For breakfast it was the left-over from previous dinner (nasi dingin) turned to nasi goreng or nasi lemak, for lunch nasi, for tea maybe some dried rice turned to lok-lik and for dinner nasi again. And if ever we turn hungry in between we turn to the periok for what else but nasi. Chicken and beef rarely available if any will be considered a feast.

The minister must have been born with a silver spoon in his mouth, ‘beranak dalam beras’ some Terengganuan says; to have a choice of bread and pudding for breakfast and tea. That s why he can by choice not to have nasi that many times a day. Unfortunately we didn’t as certainly many more, even now. Many that I know around me are still as poor, depending only on a single kind of food to live another day.

I am telling this to my children.

Even if you feel that you are rich, look around you, please look around you, at your friends in school, the friends in your neighborhood.

Look!

You don’t even have to look that hard, to see so many that are poor.

They eat rice four times a day because they don’t and could not have McD and Secret Recipe in between. They eat rice four times a day not because they are being excessive but because that is all they can have, that is all their mother left for them in the periok when the mother is out washing cloth at somebody’s house.

I know you could not feel their suffering because you just couldn’t. But even if you couldn’t, do not ever make fun of them. Never say anything that can be mistaken as making fun of them. Never ever tell them to eat less of the least that they are able to. Please do not do that. Not now. Not ever. Not even after you have become a minister. To say that hurt the poor. To say that is in a way seditious too.


Tuesday, May 06, 2008

Gong

A gong is drum like brass musical instrument used in traditional music. A single strike will emit a ‘gonnngggg’ sound with a rippling echo. Berdengung I think is apt to describe the effect.

Beating of a gong is now extensively used to signify opening of events like the opening of an upacara or like starting of trading day on the Bursa (KLSE). In the old movies, a gong is sounded just prior to a proclamation; normally reading of a king’s order. Old Malay hikayat, (this one, Hikayat Awang Sulong Merah Muda) beautifully described the effect of gong once sounded on rakyat jelata .

Yang capek datang bertongkat
Yang buta meraba-raba
Yang tuli leka bertanya
Yang kecil terambin lintang
Yang jarak tolak tolakan
Yang pendek tinjau meninjau
Yang kurap mengekor angin

(I have no idea what the last phrase mean)

In Kemasek, there is a village called Gong Chengal and in Kuala Terengganu a Gong Tok Nasik. There are also Gong Pak Chang near Kedai Buluh and Gong Pak Jin in Gong Badak. If I may deduce, the former was founded by the father of Hassan and the later by the father of a genie. Whether there is anymore jin living there I would not know.

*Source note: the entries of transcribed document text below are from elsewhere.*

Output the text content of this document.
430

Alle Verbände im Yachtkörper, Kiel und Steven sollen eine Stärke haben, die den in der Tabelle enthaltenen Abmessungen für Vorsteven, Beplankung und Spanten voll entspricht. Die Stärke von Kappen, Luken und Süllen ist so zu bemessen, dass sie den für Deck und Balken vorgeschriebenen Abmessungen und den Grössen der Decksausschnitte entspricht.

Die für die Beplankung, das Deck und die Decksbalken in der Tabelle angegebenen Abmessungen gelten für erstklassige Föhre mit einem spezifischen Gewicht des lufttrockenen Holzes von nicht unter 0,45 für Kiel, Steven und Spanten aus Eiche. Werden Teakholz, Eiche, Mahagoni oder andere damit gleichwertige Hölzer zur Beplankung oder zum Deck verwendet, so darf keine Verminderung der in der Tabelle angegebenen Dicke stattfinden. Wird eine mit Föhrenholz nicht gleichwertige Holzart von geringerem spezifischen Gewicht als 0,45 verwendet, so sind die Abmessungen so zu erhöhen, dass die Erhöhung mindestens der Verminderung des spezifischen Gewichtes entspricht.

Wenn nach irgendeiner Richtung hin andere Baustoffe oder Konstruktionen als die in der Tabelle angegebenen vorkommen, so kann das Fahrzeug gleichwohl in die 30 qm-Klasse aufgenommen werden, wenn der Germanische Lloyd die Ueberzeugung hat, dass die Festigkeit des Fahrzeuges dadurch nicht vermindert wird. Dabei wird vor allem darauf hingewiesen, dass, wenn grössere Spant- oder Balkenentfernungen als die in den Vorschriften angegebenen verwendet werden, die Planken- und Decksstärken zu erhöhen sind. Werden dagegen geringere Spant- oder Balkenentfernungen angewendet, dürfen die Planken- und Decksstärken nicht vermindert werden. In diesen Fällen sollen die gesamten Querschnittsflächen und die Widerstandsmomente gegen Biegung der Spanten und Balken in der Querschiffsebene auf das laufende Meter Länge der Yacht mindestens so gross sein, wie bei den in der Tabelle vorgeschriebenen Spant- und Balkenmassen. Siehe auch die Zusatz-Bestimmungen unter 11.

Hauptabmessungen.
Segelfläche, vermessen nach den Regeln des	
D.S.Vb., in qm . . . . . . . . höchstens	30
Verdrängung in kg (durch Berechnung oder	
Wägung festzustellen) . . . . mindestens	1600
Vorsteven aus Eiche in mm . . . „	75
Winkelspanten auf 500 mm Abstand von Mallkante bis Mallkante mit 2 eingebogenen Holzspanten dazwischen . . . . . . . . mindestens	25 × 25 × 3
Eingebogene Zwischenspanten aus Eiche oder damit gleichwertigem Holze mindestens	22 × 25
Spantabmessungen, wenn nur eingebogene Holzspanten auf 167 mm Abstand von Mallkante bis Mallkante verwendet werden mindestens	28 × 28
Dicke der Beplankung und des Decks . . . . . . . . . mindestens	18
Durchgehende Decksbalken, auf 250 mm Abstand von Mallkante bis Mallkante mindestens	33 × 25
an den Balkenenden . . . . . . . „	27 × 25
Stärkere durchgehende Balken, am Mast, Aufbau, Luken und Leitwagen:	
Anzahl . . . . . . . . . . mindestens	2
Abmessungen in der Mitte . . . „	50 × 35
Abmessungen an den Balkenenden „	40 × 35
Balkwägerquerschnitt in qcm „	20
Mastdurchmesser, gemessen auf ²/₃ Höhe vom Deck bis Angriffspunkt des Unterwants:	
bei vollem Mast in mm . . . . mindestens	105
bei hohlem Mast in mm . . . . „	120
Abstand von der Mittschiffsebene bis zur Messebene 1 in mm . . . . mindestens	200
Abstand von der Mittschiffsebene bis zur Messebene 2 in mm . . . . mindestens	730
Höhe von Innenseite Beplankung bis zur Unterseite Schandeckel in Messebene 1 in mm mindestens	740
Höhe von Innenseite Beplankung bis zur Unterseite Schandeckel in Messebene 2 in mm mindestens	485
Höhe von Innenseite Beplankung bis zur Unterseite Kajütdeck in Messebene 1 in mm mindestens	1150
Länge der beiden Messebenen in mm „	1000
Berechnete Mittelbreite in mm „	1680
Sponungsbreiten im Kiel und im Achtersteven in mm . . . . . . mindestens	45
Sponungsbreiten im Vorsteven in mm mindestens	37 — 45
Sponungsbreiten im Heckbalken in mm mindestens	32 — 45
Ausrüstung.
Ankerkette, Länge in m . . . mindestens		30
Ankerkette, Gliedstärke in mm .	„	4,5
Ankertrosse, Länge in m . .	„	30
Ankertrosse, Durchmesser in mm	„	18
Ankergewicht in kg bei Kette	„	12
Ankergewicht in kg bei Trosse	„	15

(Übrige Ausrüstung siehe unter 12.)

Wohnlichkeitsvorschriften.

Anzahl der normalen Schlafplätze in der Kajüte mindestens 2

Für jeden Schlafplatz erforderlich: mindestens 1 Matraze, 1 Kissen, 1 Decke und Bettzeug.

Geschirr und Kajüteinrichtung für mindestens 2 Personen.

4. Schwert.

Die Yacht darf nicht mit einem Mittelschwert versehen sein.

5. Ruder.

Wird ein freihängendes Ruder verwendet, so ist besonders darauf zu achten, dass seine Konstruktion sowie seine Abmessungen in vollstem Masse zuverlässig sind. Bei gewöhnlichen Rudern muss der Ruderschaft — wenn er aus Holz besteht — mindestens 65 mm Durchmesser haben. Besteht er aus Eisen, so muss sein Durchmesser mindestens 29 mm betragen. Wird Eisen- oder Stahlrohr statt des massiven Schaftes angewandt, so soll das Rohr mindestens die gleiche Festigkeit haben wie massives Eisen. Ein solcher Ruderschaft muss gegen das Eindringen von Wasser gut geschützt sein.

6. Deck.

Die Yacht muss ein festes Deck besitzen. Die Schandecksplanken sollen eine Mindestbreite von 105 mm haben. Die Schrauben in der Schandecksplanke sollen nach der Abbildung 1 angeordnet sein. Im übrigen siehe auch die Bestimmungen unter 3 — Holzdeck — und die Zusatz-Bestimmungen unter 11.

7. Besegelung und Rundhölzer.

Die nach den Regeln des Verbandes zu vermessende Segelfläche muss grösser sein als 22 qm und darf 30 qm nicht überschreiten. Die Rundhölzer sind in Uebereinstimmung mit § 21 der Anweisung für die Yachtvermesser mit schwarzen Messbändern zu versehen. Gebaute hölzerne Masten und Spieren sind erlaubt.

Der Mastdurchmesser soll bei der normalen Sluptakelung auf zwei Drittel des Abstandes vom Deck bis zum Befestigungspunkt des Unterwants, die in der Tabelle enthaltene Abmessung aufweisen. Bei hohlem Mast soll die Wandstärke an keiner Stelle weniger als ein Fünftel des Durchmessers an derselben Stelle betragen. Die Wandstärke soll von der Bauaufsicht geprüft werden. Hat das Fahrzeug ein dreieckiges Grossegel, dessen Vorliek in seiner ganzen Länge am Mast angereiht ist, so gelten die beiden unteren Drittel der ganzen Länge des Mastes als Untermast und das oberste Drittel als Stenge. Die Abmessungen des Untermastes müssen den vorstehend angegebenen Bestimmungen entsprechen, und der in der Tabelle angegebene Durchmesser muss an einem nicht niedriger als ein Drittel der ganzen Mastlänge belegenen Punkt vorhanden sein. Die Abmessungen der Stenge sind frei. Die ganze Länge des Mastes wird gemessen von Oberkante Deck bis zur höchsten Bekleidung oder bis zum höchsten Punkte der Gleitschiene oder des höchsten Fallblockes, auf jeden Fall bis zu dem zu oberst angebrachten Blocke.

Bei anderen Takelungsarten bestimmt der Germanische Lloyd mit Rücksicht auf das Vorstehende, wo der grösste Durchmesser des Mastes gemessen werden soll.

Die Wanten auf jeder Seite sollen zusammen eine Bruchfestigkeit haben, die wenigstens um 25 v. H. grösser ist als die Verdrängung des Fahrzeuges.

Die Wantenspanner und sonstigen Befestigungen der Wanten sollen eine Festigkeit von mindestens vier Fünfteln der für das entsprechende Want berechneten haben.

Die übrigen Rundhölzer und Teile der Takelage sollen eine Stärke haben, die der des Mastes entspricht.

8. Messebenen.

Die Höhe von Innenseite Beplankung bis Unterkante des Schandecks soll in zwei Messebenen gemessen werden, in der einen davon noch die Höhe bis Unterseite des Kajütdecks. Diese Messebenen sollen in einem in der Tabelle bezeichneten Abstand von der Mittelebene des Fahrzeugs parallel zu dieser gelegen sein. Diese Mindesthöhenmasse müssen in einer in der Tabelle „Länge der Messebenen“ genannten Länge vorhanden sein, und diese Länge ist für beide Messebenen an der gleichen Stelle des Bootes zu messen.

That gong in a village name refer to a higher piece of land or an elevated plateau as against ‘mengabang’ meaning a water logged area. Gong Badak unknown to many is located next to Mengabang Badak.

Gong to Terengganuan refers to a person, proud, big headed, an egoist – one in English idiom described as proud as a peacock. Imagine the peacock dance, just like the cock, cocky.

Awang tu, padang muka dia kalah pilihang raye, Baru jadi wakil rakyat sepenggal pong, gong do’oh lalu doh.

A gong person, like the land (as in Gong Badak) is elevated above and sounds equally berdengung if he ever utter anything. Maybe it was his nose that is elevated because a gong can be as what the Malay proverb describe as ‘hidung tinggi’ (high nose or tall nose?)

When writing a gong, be careful to space the a from the gong else it means something significantly significant. Agong means great. A gong on that respect is not an agong no matter how he pretend to be.

My father loves to dismiss a person as ubi atas gong especially to the kind that is stubborn or those that refuse to listen to other’s opinion, one that thinks that only he is right. I have no idea if is a Terengganu proverb because I could not find any official writing on it.